Optimization of Fusion Kernels on Accelerators with Indirect or Strided Memory Access Patterns

Abstract

This paper describes optimization for high-dimensional stencil computations on accelerators involving complex memory access patterns, which appear in five dimensional fusion plasma turbulence codes, GYSELA and GT5D. They include different types of memory access patterns, the indirect memory access in GYSELA with a Semi-Lagrangian scheme and the strided memory access in GT5D with a Finite-Difference scheme. We focus on the affinity of the memory access patterns to accelerators such as GPGPUs and Xeon Phi coprocessors. On both devices, the Array of Structure of Array (AoSoA) data layout is preferable for contiguous memory accesses. It is shown that the effective local cache usage by improving spatial and temporal data locality is critical on Xeon Phi. On GPGPU, the texture memory usage improves the performance of the indirect memory accesses in the Semi-Lagrangian scheme.

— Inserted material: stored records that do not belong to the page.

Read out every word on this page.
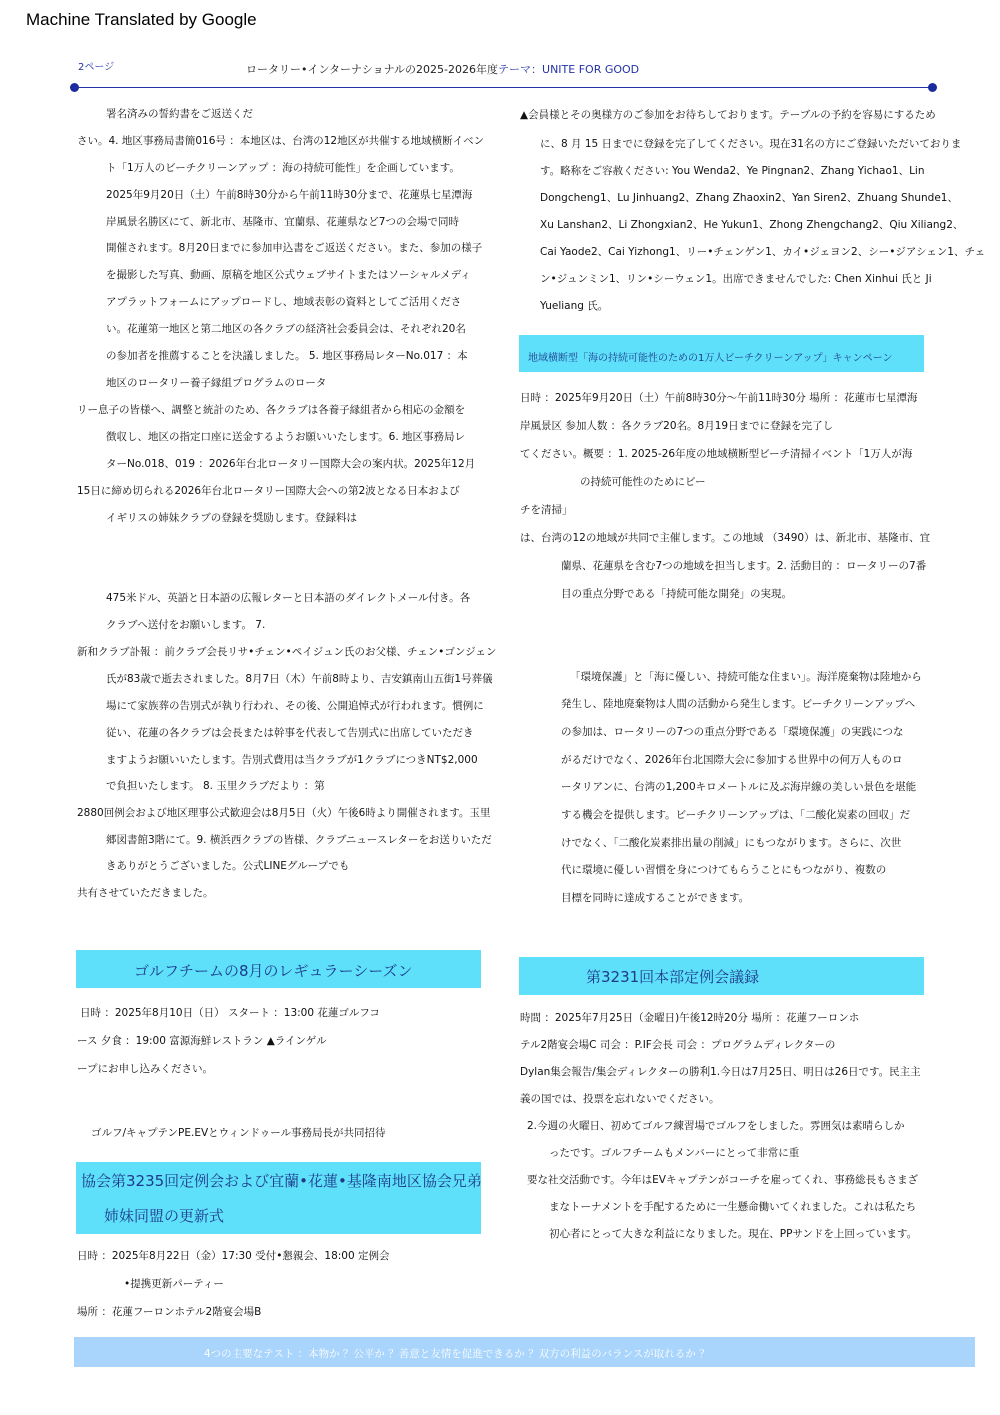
Machine Translated by Google
2ページ	ロータリー•インターナショナルの2025-2026年度テーマ：UNITE FOR GOOD
署名済みの誓約書をご返送くだ
さい。4. 地区事務局書簡016号 ：本地区は、台湾の12地区が共催する地域横断イベン
ト「1万人のビーチクリーンアップ ：海の持続可能性」を企画しています。
2025年9月20日（土）午前8時30分から午前11時30分まで、花蓮県七星潭海
岸風景名勝区にて、新北市、基隆市、宜蘭県、花蓮県など7つの会場で同時
開催されます。8月20日までに参加申込書をご返送ください。また、参加の様子
を撮影した写真、動画、原稿を地区公式ウェブサイトまたはソーシャルメディ
アプラットフォームにアップロードし、地域表彰の資料としてご活用くださ
い。花蓮第一地区と第二地区の各クラブの経済社会委員会は、それぞれ20名
の参加者を推薦することを決議しました。 5. 地区事務局レターNo.017 ：本
地区のロータリー養子縁組プログラムのロータ
リー息子の皆様へ、調整と統計のため、各クラブは各養子縁組者から相応の金額を
徴収し、地区の指定口座に送金するようお願いいたします。6. 地区事務局レ
ターNo.018、019 ：2026年台北ロータリー国際大会の案内状。2025年12月
15日に締め切られる2026年台北ロータリー国際大会への第2波となる日本および
イギリスの姉妹クラブの登録を奨励します。登録料は
475米ドル、英語と日本語の広報レターと日本語のダイレクトメール付き。各
クラブへ送付をお願いします。 7.
新和クラブ訃報 ：前クラブ会長リサ•チェン•ペイジュン氏のお父様、チェン•ゴンジェン
氏が83歳で逝去されました。8月7日（木）午前8時より、吉安鎮南山五街1号葬儀
場にて家族葬の告別式が執り行われ、その後、公開追悼式が行われます。慣例に
従い、花蓮の各クラブは会長または幹事を代表して告別式に出席していただき
ますようお願いいたします。告別式費用は当クラブが1クラブにつきNT$2,000
で負担いたします。 8. 玉里クラブだより ：第
2880回例会および地区理事公式歓迎会は8月5日（火）午後6時より開催されます。玉里
郷図書館3階にて。9. 横浜西クラブの皆様、クラブニュースレターをお送りいただ
きありがとうございました。公式LINEグループでも
共有させていただきました。
▲会員様とその奥様方のご参加をお待ちしております。テーブルの予約を容易にするため
に、8 月 15 日までに登録を完了してください。現在31名の方にご登録いただいておりま
す。略称をご容赦ください: You Wenda2、Ye Pingnan2、Zhang Yichao1、Lin
Dongcheng1、Lu Jinhuang2、Zhang Zhaoxin2、Yan Siren2、Zhuang Shunde1、
Xu Lanshan2、Li Zhongxian2、He Yukun1、Zhong Zhengchang2、Qiu Xiliang2、
Cai Yaode2、Cai Yizhong1、リー•チェンゲン1、カイ•ジェヨン2、シー•ジアシェン1、チェ
ン•ジュンミン1、リン•シーウェン1。出席できませんでした: Chen Xinhui 氏と Ji
Yueliang 氏。
地域横断型「海の持続可能性のための1万人ビーチクリーンアップ」キャンペーン
日時 ：2025年9月20日（土）午前8時30分〜午前11時30分 場所 ：花蓮市七星潭海
岸風景区 参加人数 ：各クラブ20名。8月19日までに登録を完了し
てください。概要 ：1. 2025-26年度の地域横断型ビーチ清掃イベント「1万人が海
の持続可能性のためにビー
チを清掃」
は、台湾の12の地域が共同で主催します。この地域 （3490）は、新北市、基隆市、宜
蘭県、花蓮県を含む7つの地域を担当します。2. 活動目的 ：ロータリーの7番
目の重点分野である「持続可能な開発」の実現。
「環境保護」と「海に優しい、持続可能な住まい」。海洋廃棄物は陸地から
発生し、陸地廃棄物は人間の活動から発生します。ビーチクリーンアップへ
の参加は、ロータリーの7つの重点分野である「環境保護」の実践につな
がるだけでなく、2026年台北国際大会に参加する世界中の何万人ものロ
ータリアンに、台湾の1,200キロメートルに及ぶ海岸線の美しい景色を堪能
する機会を提供します。ビーチクリーンアップは、「二酸化炭素の回収」だ
けでなく、「二酸化炭素排出量の削減」にもつながります。さらに、次世
代に環境に優しい習慣を身につけてもらうことにもつながり、複数の
目標を同時に達成することができます。
ゴルフチームの8月のレギュラーシーズン
日時 ：2025年8月10日（日） スタート ：13:00 花蓮ゴルフコ
ース 夕食 ：19:00 富源海鮮レストラン ▲ラインゲル
ープにお申し込みください。
ゴルフ/キャプテンPE.EVとウィンドゥール事務局長が共同招待
協会第3235回定例会および宜蘭•花蓮•基隆南地区協会兄弟
姉妹同盟の更新式
日時 ：2025年8月22日（金）17:30 受付•懇親会、18:00 定例会
•提携更新パーティー
場所 ：花蓮フーロンホテル2階宴会場B
第3231回本部定例会議録
時間 ：2025年7月25日（金曜日)午後12時20分 場所 ：花蓮フーロンホ
テル2階宴会場C 司会 ：P.IF会長 司会 ：プログラムディレクターの
Dylan集会報告/集会ディレクターの勝利1.今日は7月25日、明日は26日です。民主主
義の国では、投票を忘れないでください。
2.今週の火曜日、初めてゴルフ練習場でゴルフをしました。雰囲気は素晴らしか
ったです。ゴルフチームもメンバーにとって非常に重
要な社交活動です。今年はEVキャプテンがコーチを雇ってくれ、事務総長もさまざ
まなトーナメントを手配するために一生懸命働いてくれました。これは私たち
初心者にとって大きな利益になりました。現在、PPサンドを上回っています。
4つの主要なテスト ：本物か ？公平か ？善意と友情を促進できるか ？双方の利益のバランスが取れるか ？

The reuse of registers by taking account of the physical symmetry of the Finite-Difference scheme reduces the amount of memory accesses. Through these optimizations, we achieve acceleration of 3.9 (8.1) on Xeon Phi (GPGPU) for the Semi-Lagrangian scheme and of 1.4 (3.9) on Xeon Phi (GPGPU) for the Finite-Different scheme with respect to the fully optimized codes on Sandy Bridge.